Politiquement, ce qui avance, c’est d’abord l’idée qu’il n’y aura pas un grand soir du grand débat. Mi-fin avril, Emmanuel Macron et Edouard Philippe ne présenteront pas cinquante mesures et réformes. Il y en aura un peu, mais il y aura aussi des groupes de travail sur des chantiers qui prendront du temps et des rendez-vous dans le budget 2020. 

Concrètement ce qui avance, c’est l’idée du retour d’une vraie revalorisation des petites retraites. Selon des informations des Echos, le gouvernement réfléchit activement à un geste pour les retraités en 2020. Au lieu d’être limitée à 0,3%, la revalorisation suivrait l’inflation, soit autour de 1,3% jusqu’à 1.200 euros par mois – pour sept millions de retraités. Entre 1.200 et 2.000 euros, ce pourrait être la moitié. Ce serait justifié et j'ajoute même au-delà de 2.000 euros parce que, autant le relèvement de la CSG est logique (l’égalité devant l’impôt entre actifs et inactifs), autant la perte de pouvoir d’achat, quand les pensions ne suivent pas l’inflation, est de la spoliation pure et simple, une rupture d'un contrat de confiance. 
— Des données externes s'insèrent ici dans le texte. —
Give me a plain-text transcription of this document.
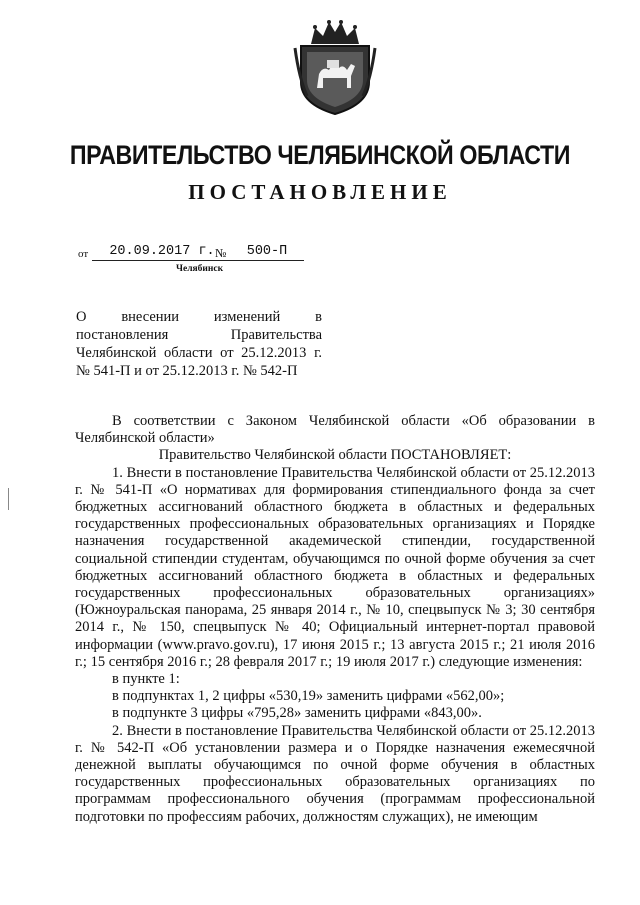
ПРАВИТЕЛЬСТВО ЧЕЛЯБИНСКОЙ ОБЛАСТИ
ПОСТАНОВЛЕНИЕ
от	20.09.2017 г. №	500-П
Челябинск
О внесении изменений в постановления Правительства Челябинской области от 25.12.2013 г. № 541-П и от 25.12.2013 г. № 542-П

В соответствии с Законом Челябинской области «Об образовании в Челябинской области»

Правительство Челябинской области ПОСТАНОВЛЯЕТ:

1. Внести в постановление Правительства Челябинской области от 25.12.2013 г. № 541-П «О нормативах для формирования стипендиального фонда за счет бюджетных ассигнований областного бюджета в областных и федеральных государственных профессиональных образовательных организациях и Порядке назначения государственной академической стипендии, государственной социальной стипендии студентам, обучающимся по очной форме обучения за счет бюджетных ассигнований областного бюджета в областных и федеральных государственных профессиональных образовательных организациях» (Южноуральская панорама, 25 января 2014 г., № 10, спецвыпуск № 3; 30 сентября 2014 г., № 150, спецвыпуск № 40; Официальный интернет-портал правовой информации (www.pravo.gov.ru), 17 июня 2015 г.; 13 августа 2015 г.; 21 июля 2016 г.; 15 сентября 2016 г.; 28 февраля 2017 г.; 19 июля 2017 г.) следующие изменения:

в пункте 1:

в подпунктах 1, 2 цифры «530,19» заменить цифрами «562,00»;

в подпункте 3 цифры «795,28» заменить цифрами «843,00».

2. Внести в постановление Правительства Челябинской области от 25.12.2013 г. № 542-П «Об установлении размера и о Порядке назначения ежемесячной денежной выплаты обучающимся по очной форме обучения в областных государственных профессиональных образовательных организациях по программам профессионального обучения (программам профессиональной подготовки по профессиям рабочих, должностям служащих), не имеющим
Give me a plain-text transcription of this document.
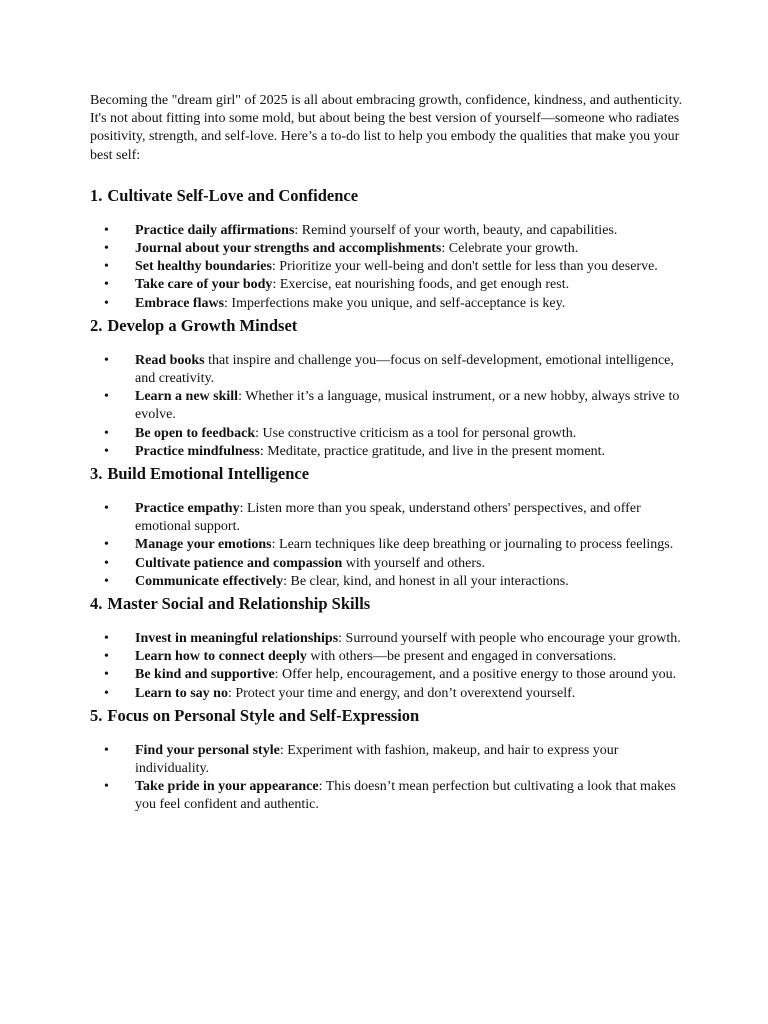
Becoming the "dream girl" of 2025 is all about embracing growth, confidence, kindness, and authenticity. It's not about fitting into some mold, but about being the best version of yourself—someone who radiates positivity, strength, and self-love. Here’s a to-do list to help you embody the qualities that make you your best self:

1. Cultivate Self-Love and Confidence
• Practice daily affirmations: Remind yourself of your worth, beauty, and capabilities.
• Journal about your strengths and accomplishments: Celebrate your growth.
• Set healthy boundaries: Prioritize your well-being and don't settle for less than you deserve.
• Take care of your body: Exercise, eat nourishing foods, and get enough rest.
• Embrace flaws: Imperfections make you unique, and self-acceptance is key.
2. Develop a Growth Mindset
• Read books that inspire and challenge you—focus on self-development, emotional intelligence, and creativity.
• Learn a new skill: Whether it’s a language, musical instrument, or a new hobby, always strive to evolve.
• Be open to feedback: Use constructive criticism as a tool for personal growth.
• Practice mindfulness: Meditate, practice gratitude, and live in the present moment.
3. Build Emotional Intelligence
• Practice empathy: Listen more than you speak, understand others' perspectives, and offer emotional support.
• Manage your emotions: Learn techniques like deep breathing or journaling to process feelings.
• Cultivate patience and compassion with yourself and others.
• Communicate effectively: Be clear, kind, and honest in all your interactions.
4. Master Social and Relationship Skills
• Invest in meaningful relationships: Surround yourself with people who encourage your growth.
• Learn how to connect deeply with others—be present and engaged in conversations.
• Be kind and supportive: Offer help, encouragement, and a positive energy to those around you.
• Learn to say no: Protect your time and energy, and don’t overextend yourself.
5. Focus on Personal Style and Self-Expression
• Find your personal style: Experiment with fashion, makeup, and hair to express your individuality.
• Take pride in your appearance: This doesn’t mean perfection but cultivating a look that makes you feel confident and authentic.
Enfin, ce qui avance écologiquement (ou recule si on veut) est qu’il n’y aura pas de retour de la hausse de la taxe carbone sur les carburants des particuliers, ni même de taxe carbone flottante.  

Et le paradoxe ? 

Le paradoxe est que l’on entend depuis des semaines beaucoup d’idées fiscales et d’idées de dépenses nouvelles, mais peu d’économies dans les dépenses publiques, les plus élevées des pays développés– hormis la très probable dégressivité des droits à chômage des cadres. 

Revalorisation des retraites, recul sur la taxe carbone (on vient d'en parler), baisse générale de la taxe d’habitation, hausse de l’impôt sur la fortune immobilière, sur les successions : cela part dans tous les sens au risque du ridicule, mais surtout on ne voit pas du tout comment le dentifrice va rentrer dans le tube. Ce ne sont ni la baisse du nombre de parlementaires (idée étrange au moment où on demande aux élus d’être proches de leurs administrés), ni une révision (néanmoins nécessaire) des indemnités des anciens Premiers ministres et ex-présidents de la République, qui vont équilibrer les + et les -. 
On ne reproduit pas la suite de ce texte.